Lloyd Blankfein, chief executive officer of Goldman Sachs Group Inc., said a government rescue of Lehman Brothers Holdings Inc. last year might have led to another, even bigger company being allowed to fail instead.
A bailout of Lehman Brothers might have provoked a public backlash, causing the government “to let the next institution fail” instead, Blankfein said today in response to a question- and- answer session after a speech in Frankfurt. “It might have been a much bigger one with much more dire consequences.”

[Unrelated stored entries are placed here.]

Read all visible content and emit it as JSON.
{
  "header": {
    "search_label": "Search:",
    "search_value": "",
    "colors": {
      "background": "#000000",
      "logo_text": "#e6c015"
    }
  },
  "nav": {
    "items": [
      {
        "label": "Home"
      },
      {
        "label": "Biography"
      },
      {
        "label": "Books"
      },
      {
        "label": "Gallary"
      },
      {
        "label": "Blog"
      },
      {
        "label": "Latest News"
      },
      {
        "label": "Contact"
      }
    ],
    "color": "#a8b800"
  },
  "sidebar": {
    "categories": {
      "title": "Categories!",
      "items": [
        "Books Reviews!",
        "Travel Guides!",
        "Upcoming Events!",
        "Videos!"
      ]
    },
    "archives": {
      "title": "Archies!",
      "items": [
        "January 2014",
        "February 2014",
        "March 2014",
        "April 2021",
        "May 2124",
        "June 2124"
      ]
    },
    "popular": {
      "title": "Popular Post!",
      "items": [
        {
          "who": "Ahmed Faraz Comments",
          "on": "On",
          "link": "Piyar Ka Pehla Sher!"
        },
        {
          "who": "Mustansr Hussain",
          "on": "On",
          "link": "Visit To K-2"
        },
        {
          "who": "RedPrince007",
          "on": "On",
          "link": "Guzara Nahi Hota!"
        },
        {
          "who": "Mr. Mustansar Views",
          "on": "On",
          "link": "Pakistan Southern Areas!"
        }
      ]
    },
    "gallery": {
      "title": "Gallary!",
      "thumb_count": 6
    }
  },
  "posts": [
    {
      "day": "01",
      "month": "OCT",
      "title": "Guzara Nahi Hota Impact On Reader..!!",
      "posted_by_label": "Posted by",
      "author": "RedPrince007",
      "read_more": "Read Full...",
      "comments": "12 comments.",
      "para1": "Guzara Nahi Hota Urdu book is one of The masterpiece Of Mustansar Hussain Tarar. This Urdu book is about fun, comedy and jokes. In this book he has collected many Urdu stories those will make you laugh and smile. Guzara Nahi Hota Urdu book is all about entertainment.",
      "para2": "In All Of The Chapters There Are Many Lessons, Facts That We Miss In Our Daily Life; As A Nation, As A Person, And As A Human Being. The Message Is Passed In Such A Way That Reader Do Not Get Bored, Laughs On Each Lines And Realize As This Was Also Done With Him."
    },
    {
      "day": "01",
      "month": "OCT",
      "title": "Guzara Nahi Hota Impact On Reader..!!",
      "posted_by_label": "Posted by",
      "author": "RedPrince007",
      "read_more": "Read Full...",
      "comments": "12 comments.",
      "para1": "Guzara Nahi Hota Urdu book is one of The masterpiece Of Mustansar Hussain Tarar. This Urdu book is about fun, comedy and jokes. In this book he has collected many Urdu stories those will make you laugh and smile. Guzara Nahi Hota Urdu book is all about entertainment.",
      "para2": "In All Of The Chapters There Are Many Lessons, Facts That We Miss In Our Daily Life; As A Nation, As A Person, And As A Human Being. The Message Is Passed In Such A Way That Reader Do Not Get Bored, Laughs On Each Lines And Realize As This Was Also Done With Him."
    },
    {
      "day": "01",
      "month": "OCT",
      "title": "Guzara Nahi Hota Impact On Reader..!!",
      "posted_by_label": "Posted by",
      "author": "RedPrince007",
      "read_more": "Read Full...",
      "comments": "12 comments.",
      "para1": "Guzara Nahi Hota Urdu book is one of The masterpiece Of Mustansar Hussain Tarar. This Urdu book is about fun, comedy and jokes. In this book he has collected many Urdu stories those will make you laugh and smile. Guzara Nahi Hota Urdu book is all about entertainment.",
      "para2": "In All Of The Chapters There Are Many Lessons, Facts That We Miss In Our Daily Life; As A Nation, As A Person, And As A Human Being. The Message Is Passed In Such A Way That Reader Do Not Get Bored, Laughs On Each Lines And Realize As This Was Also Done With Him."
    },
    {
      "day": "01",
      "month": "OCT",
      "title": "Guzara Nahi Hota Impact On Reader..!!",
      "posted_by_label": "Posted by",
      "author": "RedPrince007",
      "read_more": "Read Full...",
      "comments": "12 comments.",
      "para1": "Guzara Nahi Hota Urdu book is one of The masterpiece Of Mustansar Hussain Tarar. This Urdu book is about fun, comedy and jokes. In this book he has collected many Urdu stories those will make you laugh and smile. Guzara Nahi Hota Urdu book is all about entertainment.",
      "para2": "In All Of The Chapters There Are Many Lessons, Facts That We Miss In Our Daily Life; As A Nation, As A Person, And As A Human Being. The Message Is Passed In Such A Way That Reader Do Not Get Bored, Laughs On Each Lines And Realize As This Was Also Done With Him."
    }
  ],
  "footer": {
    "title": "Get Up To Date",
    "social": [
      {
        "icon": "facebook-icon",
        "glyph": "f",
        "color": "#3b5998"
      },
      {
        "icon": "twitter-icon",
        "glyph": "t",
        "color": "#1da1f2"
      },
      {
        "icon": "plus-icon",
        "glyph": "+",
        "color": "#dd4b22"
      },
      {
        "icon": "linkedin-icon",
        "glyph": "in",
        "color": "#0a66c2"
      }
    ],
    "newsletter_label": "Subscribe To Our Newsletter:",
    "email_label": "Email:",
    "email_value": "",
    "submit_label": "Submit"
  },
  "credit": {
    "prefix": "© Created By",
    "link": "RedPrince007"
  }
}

Lehman Brothers’ Sept. 15 bankruptcy, the biggest in U.S. history, led to panic in credit markets that some Treasury Department officials have since said they didn’t anticipate. A day after Lehman’s collapse the Fed stepped in to rescue insurance company American International Group Inc., enabling companies including Goldman Sachs to receive money they were owed by AIG.
The consequences of the Lehman bankruptcy weren’t easy to see in advance, Blankfein said.
“The real reason why we know that was a bad decision -- not a bad decision, a bad consequence -- was because it happened,” Blankfein, 54, said at the conference in Germany. “Had it not happened, the criticism would have been, ‘Look what happened, look at the moral hazard here.’”
You think Lloyd said something like this to his old boss, Hank Paulson the day Hank decided to let Lehman go bye bye? This is like O.J's "If I Had Done It" no?
"Don't waste your last bullet on Lehman Hank because......I need it!"